Configure Source Schema
This section explains how to configure a Source Schema in Data Fusion, including creating a new schema, reusing an existing one, and navigating between the Schema and Code views.
When configuring a File Source Collection, you must define how incoming file data is interpreted by Data Fusion. The Source Schema determines the structure, field names, and data types that downstream transforms and targets rely on.
Configure the Source Schema
In the canvas, Click Source (or Click to configure schema) on the canvas.
In the Configure Source Schema dialog:
- Choose Create New Source Schema, or
- Select Use an existing Source Schema to reuse one.
Option 1: Create a New Source Schema
Use this option when the incoming file structure is new or unique to this pipeline. You can use the inferred version from the server or manually create one.
When Create New Source Schema is selected:
You define the schema directly in the UI by specifying:
- Column names
- Column aliases
- Data types
- Optional descriptions
Fields can be added incrementally using the Add Field action.
The schema is created as part of the pipeline configuration and becomes available for downstream transforms.
This option is recommended when:
- You are onboarding a new dataset.
- The file format does not match any existing Source Schema.
- You want full control over field definitions before ingestion.
You can switch to the Code tab at any time to:
- View the generated schema definition.
- Edit the schema directly in code.
- Validate the schema before saving.
Option 2: Use an Existing Source Schema
Use this option when the file data conforms to a schema that already exists in the application.
When Use an existing Source Schema is selected:
- You choose from a list of previously defined Source Schemas.
- The selected schema is applied directly to the Source Collection.
- No field-level editing is required during setup.
This option is recommended when:
- The file structure matches an existing dataset.
- You want consistency across multiple pipelines.
- The schema has already been validated and reused elsewhere.

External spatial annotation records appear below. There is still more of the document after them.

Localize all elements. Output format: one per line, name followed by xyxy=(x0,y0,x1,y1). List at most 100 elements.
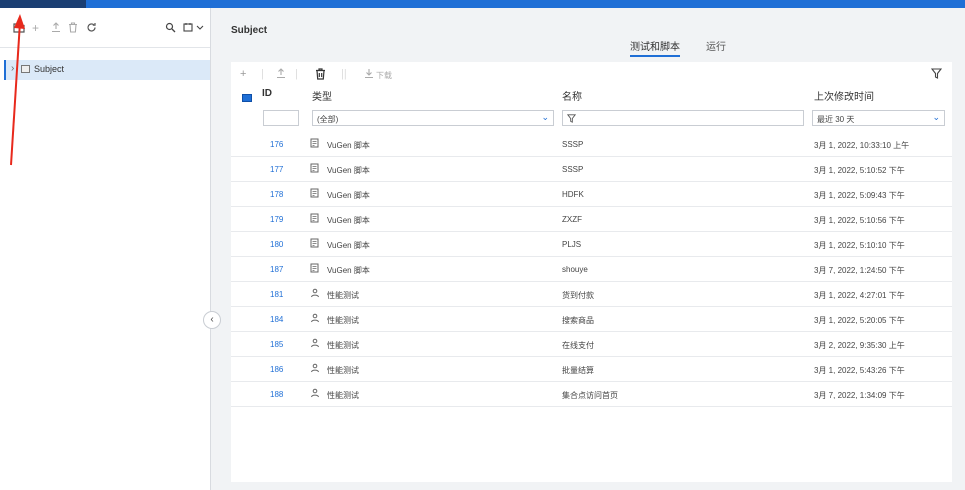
search-icon[interactable] xyxy=(165,22,176,35)
refresh-icon[interactable] xyxy=(86,22,97,35)
perf-test-icon xyxy=(310,388,320,401)
perf-test-icon xyxy=(310,363,320,376)
add-icon[interactable]: + xyxy=(240,68,246,80)
row-name[interactable]: HDFK xyxy=(562,190,584,199)
row-name[interactable]: 批量结算 xyxy=(562,365,594,376)
row-name[interactable]: ZXZF xyxy=(562,215,582,224)
modified-filter-value: 最近 30 天 xyxy=(817,115,855,124)
table-row[interactable]: 176 VuGen 脚本 SSSP 3月 1, 2022, 10:33:10 上午 xyxy=(231,132,952,157)
row-id[interactable]: 187 xyxy=(270,265,283,274)
name-filter-input[interactable] xyxy=(562,110,804,126)
page-title: Subject xyxy=(231,25,268,36)
row-modified: 3月 1, 2022, 5:43:26 下午 xyxy=(814,366,905,375)
table-row[interactable]: 188 性能测试 集合点访问首页 3月 7, 2022, 1:34:09 下午 xyxy=(231,382,952,407)
trash-icon[interactable] xyxy=(315,68,326,83)
row-type: VuGen 脚本 xyxy=(327,241,370,250)
row-name[interactable]: shouye xyxy=(562,265,588,274)
select-columns-icon[interactable] xyxy=(242,94,252,102)
toolbar-divider: || xyxy=(341,68,347,80)
toolbar-divider: | xyxy=(261,68,264,80)
script-icon xyxy=(310,163,320,176)
toolbar-divider: | xyxy=(295,68,298,80)
column-header-name[interactable]: 名称 xyxy=(562,88,582,103)
row-modified: 3月 1, 2022, 5:20:05 下午 xyxy=(814,316,905,325)
row-modified: 3月 7, 2022, 1:34:09 下午 xyxy=(814,391,905,400)
tests-table-panel: + | | || 下载 ID 类型 名称 上次修改时间 (全部) ⌄ 最近 30… xyxy=(231,62,952,482)
table-row[interactable]: 177 VuGen 脚本 SSSP 3月 1, 2022, 5:10:52 下午 xyxy=(231,157,952,182)
row-type: 性能测试 xyxy=(327,316,359,325)
row-type: VuGen 脚本 xyxy=(327,216,370,225)
perf-test-icon xyxy=(310,313,320,326)
type-filter-select[interactable]: (全部) ⌄ xyxy=(312,110,554,126)
table-row[interactable]: 178 VuGen 脚本 HDFK 3月 1, 2022, 5:09:43 下午 xyxy=(231,182,952,207)
chevron-down-icon[interactable]: ⌄ xyxy=(932,112,940,123)
trash-icon[interactable] xyxy=(68,22,78,35)
download-icon[interactable] xyxy=(364,68,374,82)
filter-icon[interactable] xyxy=(930,68,943,82)
row-type: 性能测试 xyxy=(327,391,359,400)
row-modified: 3月 1, 2022, 10:33:10 上午 xyxy=(814,141,910,150)
row-type: 性能测试 xyxy=(327,341,359,350)
perf-test-icon xyxy=(310,338,320,351)
type-filter-value: (全部) xyxy=(317,115,339,124)
row-type: VuGen 脚本 xyxy=(327,166,370,175)
row-id[interactable]: 184 xyxy=(270,315,283,324)
row-name[interactable]: 货到付款 xyxy=(562,290,594,301)
row-name[interactable]: 搜索商品 xyxy=(562,315,594,326)
chevron-down-icon[interactable]: ⌄ xyxy=(541,112,549,123)
script-icon xyxy=(310,213,320,226)
script-icon xyxy=(310,138,320,151)
row-id[interactable]: 186 xyxy=(270,365,283,374)
table-row[interactable]: 180 VuGen 脚本 PLJS 3月 1, 2022, 5:10:10 下午 xyxy=(231,232,952,257)
column-header-modified[interactable]: 上次修改时间 xyxy=(814,88,874,103)
download-label[interactable]: 下载 xyxy=(376,70,392,81)
row-name[interactable]: PLJS xyxy=(562,240,581,249)
row-modified: 3月 2, 2022, 9:35:30 上午 xyxy=(814,341,905,350)
row-id[interactable]: 178 xyxy=(270,190,283,199)
row-id[interactable]: 188 xyxy=(270,390,283,399)
row-id[interactable]: 185 xyxy=(270,340,283,349)
table-row[interactable]: 185 性能测试 在线支付 3月 2, 2022, 9:35:30 上午 xyxy=(231,332,952,357)
table-row[interactable]: 184 性能测试 搜索商品 3月 1, 2022, 5:20:05 下午 xyxy=(231,307,952,332)
row-id[interactable]: 177 xyxy=(270,165,283,174)
annotation-arrow xyxy=(10,14,25,166)
row-name[interactable]: SSSP xyxy=(562,165,583,174)
column-header-type[interactable]: 类型 xyxy=(312,88,332,103)
row-id[interactable]: 181 xyxy=(270,290,283,299)
table-row[interactable]: 181 性能测试 货到付款 3月 1, 2022, 4:27:01 下午 xyxy=(231,282,952,307)
row-id[interactable]: 179 xyxy=(270,215,283,224)
filter-icon xyxy=(566,114,577,123)
column-header-id[interactable]: ID xyxy=(262,88,272,99)
upload-icon[interactable] xyxy=(276,68,286,82)
row-modified: 3月 7, 2022, 1:24:50 下午 xyxy=(814,266,905,275)
row-id[interactable]: 176 xyxy=(270,140,283,149)
row-type: 性能测试 xyxy=(327,366,359,375)
row-modified: 3月 1, 2022, 4:27:01 下午 xyxy=(814,291,905,300)
table-row[interactable]: 179 VuGen 脚本 ZXZF 3月 1, 2022, 5:10:56 下午 xyxy=(231,207,952,232)
script-icon xyxy=(310,263,320,276)
table-toolbar: + | | || 下载 xyxy=(231,62,952,86)
row-name[interactable]: SSSP xyxy=(562,140,583,149)
row-modified: 3月 1, 2022, 5:10:56 下午 xyxy=(814,216,905,225)
row-type: 性能测试 xyxy=(327,291,359,300)
table-row[interactable]: 186 性能测试 批量结算 3月 1, 2022, 5:43:26 下午 xyxy=(231,357,952,382)
filter-dropdown-icon[interactable] xyxy=(183,22,205,35)
tab-tests-and-scripts[interactable]: 测试和脚本 xyxy=(630,38,680,57)
row-name[interactable]: 在线支付 xyxy=(562,340,594,351)
row-type: VuGen 脚本 xyxy=(327,141,370,150)
upload-icon[interactable] xyxy=(51,22,61,35)
row-modified: 3月 1, 2022, 5:10:10 下午 xyxy=(814,241,905,250)
script-icon xyxy=(310,188,320,201)
row-type: VuGen 脚本 xyxy=(327,191,370,200)
modified-filter-select[interactable]: 最近 30 天 ⌄ xyxy=(812,110,945,126)
script-icon xyxy=(310,238,320,251)
row-modified: 3月 1, 2022, 5:10:52 下午 xyxy=(814,166,905,175)
row-name[interactable]: 集合点访问首页 xyxy=(562,390,618,401)
row-id[interactable]: 180 xyxy=(270,240,283,249)
table-row[interactable]: 187 VuGen 脚本 shouye 3月 7, 2022, 1:24:50 下午 xyxy=(231,257,952,282)
collapse-panel-button[interactable]: ‹ xyxy=(203,311,221,329)
tab-runs[interactable]: 运行 xyxy=(706,38,726,53)
perf-test-icon xyxy=(310,288,320,301)
app-top-bar xyxy=(0,0,965,8)
id-filter-input[interactable] xyxy=(263,110,299,126)
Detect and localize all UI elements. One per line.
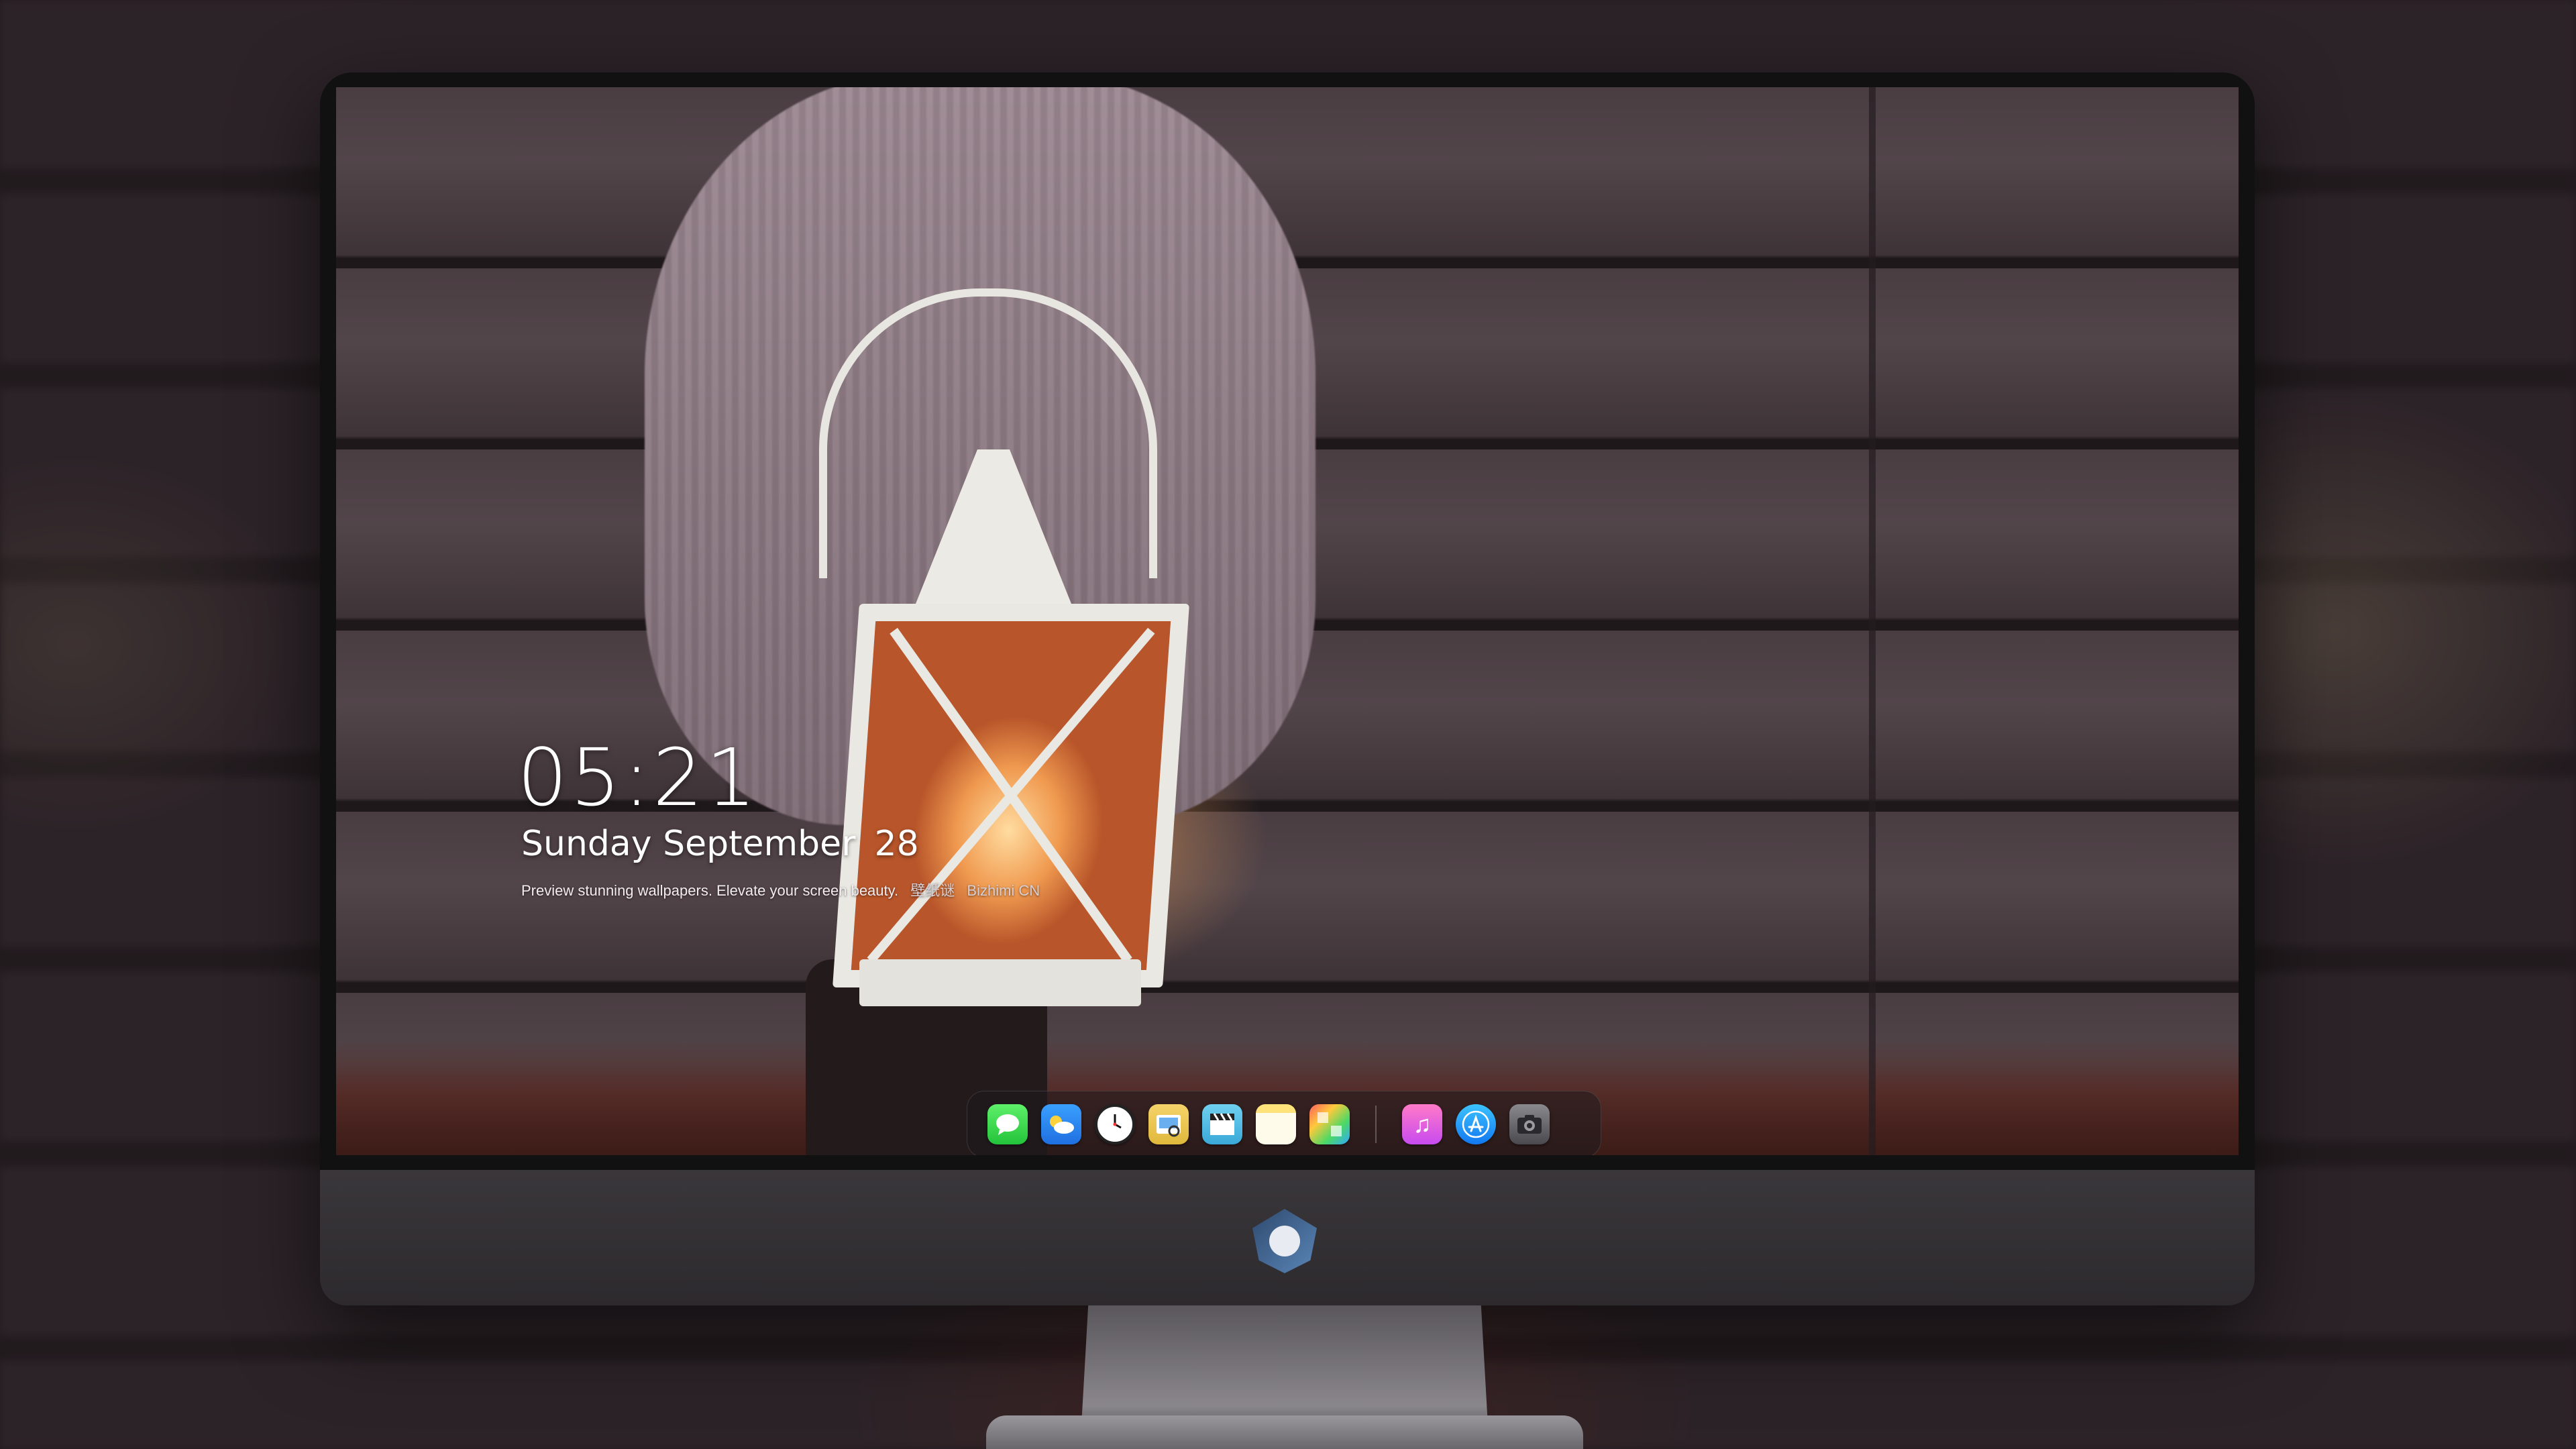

You can still review the schema in the Code tab, but structural changes should be made carefully to avoid breaking dependent pipelines.
Schema vs Code Tabs
The Source Schema configuration supports two complementary views:
Schema tab
A guided, form-based interface for defining or reviewing fields and data types.
Code tab
A code editor for advanced users who want to:
- Inspect the full schema definition
- Make precise edits
- Validate before saving
Both views operate on the same underlying schema definition and stay in sync.
Key Takeaway
Whether you create a new Source Schema or reuse an existing one, the goal is the same: ensure that file data is consistently structured before it flows into transforms and targets. Choosing the right option upfront helps reduce rework and ensures smoother downstream pipeline configuration.